Selon ce proche du Premier ministre Benyamin Netanyahou, les attaques contre George Soros « qui finance les organisations les plus hostiles au peuple juif et à l’État d’Israël sont tout sauf antisémites, bien au contraire ». Dans le passé déjà, le quotidien Israel Hayom, fidèle soutien du Premier ministre, avait laissé entendre que George Soros aurait partie liée avec l’Iran, l’ennemi numéro un de l’État hébreu. Le mois dernier, Yaïr Netanyahou, fils du Premier ministre, était présent lors d’une conférence à Budapest organisée par le Fidesz, le parti ultranationaliste de Viktor Orban, le chef du gouvernement hongrois, obsédé lui aussi par sa détestation envers George Soros. Yaïr Netanyahou avait alors forgé le concept de « sorosization ». Objectif : dénoncer les « dommages provoqués » par le milliardaire accusé de financer des ONG « antisémites dont l’objectif est de détruire Israël, le seul État juif ».

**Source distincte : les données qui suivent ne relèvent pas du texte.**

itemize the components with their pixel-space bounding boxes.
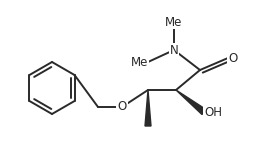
- Text: Me: Me: [131, 55, 148, 69]
- Text: OH: OH: [204, 106, 222, 119]
- Text: Me: Me: [165, 15, 183, 29]
- Text: O: O: [228, 51, 237, 65]
- Text: N: N: [170, 43, 178, 56]
- Text: O: O: [117, 100, 127, 114]
- Polygon shape: [176, 90, 206, 115]
- Polygon shape: [145, 90, 151, 126]
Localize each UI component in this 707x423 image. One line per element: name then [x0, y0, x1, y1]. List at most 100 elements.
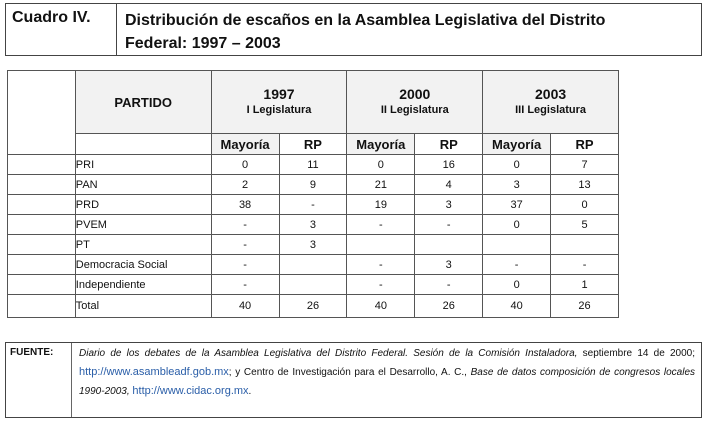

Les bonnes relations entre Musk et Netanyahou ne sont pas innocentes. Outre la production de charges électrique made in Israël pour Tesla, l’entreprise se développe rapidement dans le pays. En outre, Elon Musk, qui souhaite profiter du savoir-faire dans le domaine de la high-tech de l’État hébreu a aussi l’intention d’investir de grosses sommes dans la recherche et le développement dans les secteurs qui l’intéressent, notamment le domaine spatial. Elon Musk est donc intouchable et doit être ménagé, ne serait-ce qu’en raison de son rôle chez Twitter, tandis que George Soros aurait tout de la figure d’un manipulateur diabolique.

Israël se retrouve ainsi dans le même camp que des inconditionnels de Donald Trump, mais aussi de complotistes antisémites en tout genre, comme si la raison d’État devait parfois l’emporter sur l’impératif moral. Le Jerusalem Post, un quotidien centriste n’ayant aucune complaisance envers George Soros, a évoqué ce dilemme. « Ces attaques sournoises doivent pousser les juifs, quelle que soit leur inclination ou leur appartenance politique, à défendre Soros », écrit le journal. Un appel que partage Deborah Lipstadt. Pour l’envoyée spéciale de Joe Biden chargée de la lutte contre l’antisémitisme, « les antisémites ont invoqué dans le passé la famille Rothschild pour justifier leur haine antijuifs. Aujourd’hui, c’est George Soros qui sert de repoussoir ».